Namun sebagai tanggapan terhadap pemerintah asing yang mengkritik klaim kemenangan Mr. Maduro, pemimpin Venezuela itu hanya memerintahkan beberapa misi diplomatik mereka untuk meninggalkan negaranya.
Tetapi pemilihan tersebut merupakan tantangan pemilihan yang paling signifikan bagi Mr. Maduro sejak dia menjabat pada tahun 2013. Sepanjang musim kampanye, pemerintahnya melakukan upaya besar untuk melemahkan oposisi, termasuk melarang pemimpin paling populer mereka, María Corina Machado, untuk mencalonkan diri.
Namun gerakan oposisi dengan dukungan besar muncul, dengan Edmundo González, seorang diplomat mantan, sebagai orang di kartu untuk oposisi, didukung oleh Ms. Machado.
Setelah pemilu, beberapa ulasan lembaran perhitungan oleh peneliti dan media independen mendukung klaim oposisi bahwa Mr. González telah menang. Baik PBB maupun Pusat Carter, yang mengirim delegasi ke Venezuela untuk memantau pemilu, mengatakan pemilihan tersebut tidak memenuhi standar internasional transparansi.
Di tengah perselisihan, Mr.

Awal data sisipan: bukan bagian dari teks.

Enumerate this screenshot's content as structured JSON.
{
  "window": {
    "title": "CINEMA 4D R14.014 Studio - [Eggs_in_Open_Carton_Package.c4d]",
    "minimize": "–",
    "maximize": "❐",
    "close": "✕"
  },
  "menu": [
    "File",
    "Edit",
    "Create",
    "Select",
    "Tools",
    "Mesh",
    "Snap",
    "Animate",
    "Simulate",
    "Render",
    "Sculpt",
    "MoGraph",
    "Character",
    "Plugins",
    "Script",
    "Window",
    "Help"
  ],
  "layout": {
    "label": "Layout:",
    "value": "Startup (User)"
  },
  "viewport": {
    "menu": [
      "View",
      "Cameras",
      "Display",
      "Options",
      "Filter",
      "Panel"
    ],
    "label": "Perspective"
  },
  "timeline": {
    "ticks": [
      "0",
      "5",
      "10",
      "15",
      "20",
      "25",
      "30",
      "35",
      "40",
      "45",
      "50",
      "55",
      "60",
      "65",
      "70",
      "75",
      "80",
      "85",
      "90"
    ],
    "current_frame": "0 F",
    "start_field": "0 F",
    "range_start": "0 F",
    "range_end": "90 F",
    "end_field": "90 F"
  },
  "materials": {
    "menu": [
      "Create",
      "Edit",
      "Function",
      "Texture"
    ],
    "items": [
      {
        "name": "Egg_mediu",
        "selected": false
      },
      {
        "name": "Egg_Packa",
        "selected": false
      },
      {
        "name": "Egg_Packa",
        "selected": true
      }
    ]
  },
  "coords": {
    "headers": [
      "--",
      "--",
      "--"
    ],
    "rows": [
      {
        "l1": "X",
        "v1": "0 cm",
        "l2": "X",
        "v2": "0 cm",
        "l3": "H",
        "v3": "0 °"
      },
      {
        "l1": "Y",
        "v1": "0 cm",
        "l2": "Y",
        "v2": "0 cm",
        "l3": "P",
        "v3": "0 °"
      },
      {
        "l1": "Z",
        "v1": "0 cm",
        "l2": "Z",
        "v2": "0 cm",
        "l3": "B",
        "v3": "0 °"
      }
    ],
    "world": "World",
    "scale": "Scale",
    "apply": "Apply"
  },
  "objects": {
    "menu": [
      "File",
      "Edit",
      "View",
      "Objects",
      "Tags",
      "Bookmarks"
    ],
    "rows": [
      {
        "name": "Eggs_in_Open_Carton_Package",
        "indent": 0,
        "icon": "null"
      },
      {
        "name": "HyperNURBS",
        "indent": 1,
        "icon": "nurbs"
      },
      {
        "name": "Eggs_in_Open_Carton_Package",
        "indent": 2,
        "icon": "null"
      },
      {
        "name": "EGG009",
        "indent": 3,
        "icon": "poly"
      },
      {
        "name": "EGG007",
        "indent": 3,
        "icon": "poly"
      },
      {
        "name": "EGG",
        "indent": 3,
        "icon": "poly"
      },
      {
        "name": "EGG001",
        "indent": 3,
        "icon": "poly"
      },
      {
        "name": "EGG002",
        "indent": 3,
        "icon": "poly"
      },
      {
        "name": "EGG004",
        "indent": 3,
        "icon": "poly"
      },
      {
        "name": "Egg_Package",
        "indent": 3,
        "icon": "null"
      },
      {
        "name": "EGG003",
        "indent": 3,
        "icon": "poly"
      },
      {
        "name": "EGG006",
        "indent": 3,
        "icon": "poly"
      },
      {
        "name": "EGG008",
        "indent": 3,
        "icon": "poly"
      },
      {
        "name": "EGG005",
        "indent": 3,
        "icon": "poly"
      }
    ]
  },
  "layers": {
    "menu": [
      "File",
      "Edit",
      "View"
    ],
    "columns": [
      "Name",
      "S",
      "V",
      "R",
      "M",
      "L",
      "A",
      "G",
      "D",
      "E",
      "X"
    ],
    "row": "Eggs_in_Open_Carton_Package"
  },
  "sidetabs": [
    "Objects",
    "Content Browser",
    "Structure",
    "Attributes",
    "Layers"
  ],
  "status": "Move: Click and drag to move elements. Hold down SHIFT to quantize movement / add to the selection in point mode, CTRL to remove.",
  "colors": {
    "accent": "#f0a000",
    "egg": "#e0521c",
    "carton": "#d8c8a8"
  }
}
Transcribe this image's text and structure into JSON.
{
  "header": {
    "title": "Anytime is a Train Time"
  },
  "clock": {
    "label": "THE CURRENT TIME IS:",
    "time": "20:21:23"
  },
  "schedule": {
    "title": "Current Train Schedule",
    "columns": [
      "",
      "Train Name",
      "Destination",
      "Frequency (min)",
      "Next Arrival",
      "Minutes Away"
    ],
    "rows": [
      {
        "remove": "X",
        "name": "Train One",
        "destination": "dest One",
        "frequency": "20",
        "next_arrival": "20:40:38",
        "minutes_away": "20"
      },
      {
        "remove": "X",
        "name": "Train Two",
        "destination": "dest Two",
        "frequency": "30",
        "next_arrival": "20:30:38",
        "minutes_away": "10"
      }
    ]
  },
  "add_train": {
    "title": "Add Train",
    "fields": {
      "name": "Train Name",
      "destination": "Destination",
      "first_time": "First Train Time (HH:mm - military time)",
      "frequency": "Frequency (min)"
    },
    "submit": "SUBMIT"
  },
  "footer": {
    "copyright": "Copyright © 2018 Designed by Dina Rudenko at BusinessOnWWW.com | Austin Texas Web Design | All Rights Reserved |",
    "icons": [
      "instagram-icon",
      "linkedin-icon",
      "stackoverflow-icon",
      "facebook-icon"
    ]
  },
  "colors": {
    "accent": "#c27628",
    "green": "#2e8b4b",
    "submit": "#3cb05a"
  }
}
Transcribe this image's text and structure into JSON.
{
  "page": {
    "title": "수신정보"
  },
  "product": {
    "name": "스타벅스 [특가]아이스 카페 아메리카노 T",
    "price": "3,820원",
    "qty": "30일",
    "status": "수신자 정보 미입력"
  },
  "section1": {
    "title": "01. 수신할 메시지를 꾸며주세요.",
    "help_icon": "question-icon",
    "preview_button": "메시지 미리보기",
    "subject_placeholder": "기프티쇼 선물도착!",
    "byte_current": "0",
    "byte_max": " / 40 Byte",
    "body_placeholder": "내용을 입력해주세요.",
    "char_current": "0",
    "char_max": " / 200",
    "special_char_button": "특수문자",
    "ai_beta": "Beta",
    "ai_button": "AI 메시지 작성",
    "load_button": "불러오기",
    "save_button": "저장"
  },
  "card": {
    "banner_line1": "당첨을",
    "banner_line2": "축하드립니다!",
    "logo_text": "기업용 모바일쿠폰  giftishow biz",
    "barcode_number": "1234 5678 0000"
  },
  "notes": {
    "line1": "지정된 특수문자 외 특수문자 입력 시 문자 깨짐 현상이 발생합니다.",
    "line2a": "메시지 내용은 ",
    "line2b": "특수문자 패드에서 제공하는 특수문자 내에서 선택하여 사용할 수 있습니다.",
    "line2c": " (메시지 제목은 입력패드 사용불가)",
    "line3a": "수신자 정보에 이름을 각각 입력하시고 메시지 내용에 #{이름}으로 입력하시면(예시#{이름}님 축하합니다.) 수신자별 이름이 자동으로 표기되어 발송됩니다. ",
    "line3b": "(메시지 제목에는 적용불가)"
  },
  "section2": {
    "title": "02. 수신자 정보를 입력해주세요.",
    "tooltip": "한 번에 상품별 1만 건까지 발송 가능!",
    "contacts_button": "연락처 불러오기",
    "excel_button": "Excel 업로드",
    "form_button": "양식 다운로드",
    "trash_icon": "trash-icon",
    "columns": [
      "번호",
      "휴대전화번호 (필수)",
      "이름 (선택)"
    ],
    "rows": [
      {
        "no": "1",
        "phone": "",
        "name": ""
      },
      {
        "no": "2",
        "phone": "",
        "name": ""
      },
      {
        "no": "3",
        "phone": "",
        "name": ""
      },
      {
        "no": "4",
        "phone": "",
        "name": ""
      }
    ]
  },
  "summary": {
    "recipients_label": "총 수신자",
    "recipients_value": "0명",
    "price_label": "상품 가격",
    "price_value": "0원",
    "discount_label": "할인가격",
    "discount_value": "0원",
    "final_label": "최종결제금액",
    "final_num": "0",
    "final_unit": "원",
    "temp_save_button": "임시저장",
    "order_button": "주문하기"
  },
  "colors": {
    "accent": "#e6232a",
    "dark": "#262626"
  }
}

Maduro mengatakan bahwa pengadilan tertinggi negara akan membuat keputusan akhir tentang hasil pemilu.
Dia juga mengirim pasukan keamanan dan milisi bersenjata, yang disebut colectivos, untuk menindak ribuan warga Venezuela yang memprotes klaim kemenangannya setelah pemilihan; meningkatkan survei digital; membatalkan paspor aktivis dan lainnya; dan mendorong pengesahan undang-undang yang disebut undang-undang anti-fasis, sehingga lebih mudah untuk menangkap lawan.
Semua ini menandai eskalasi represi di negara yang sejak lama menderita di bawah otoritarianisme yang berkembang.
Gerakan sosialis Mr. Maduro, yang disebut Chavismo, telah berkuasa selama 25 tahun, mengawasi runtuhnya ekonomi yang luar biasa dan erosi berat norma demokratis.
Amerika Serikat telah mencoba selama bertahun-tahun untuk menggulingkan otoriter ini, menyebutkan kembali pemilihannya pada 2018 sebagai palsu, memberlakukan sanksi keras terhadap industri minyak negara itu, dan bersama dengan puluhan negara lain, mendukung kepala legislatif negara itu, Juan Guaidó, pada tahun 2019, ketika Mr. Guaidó menyatakan diri sebagai pemimpin interim negara itu.
Tetapi tidak ada yang berhasil menggulingkan Mr. Maduro.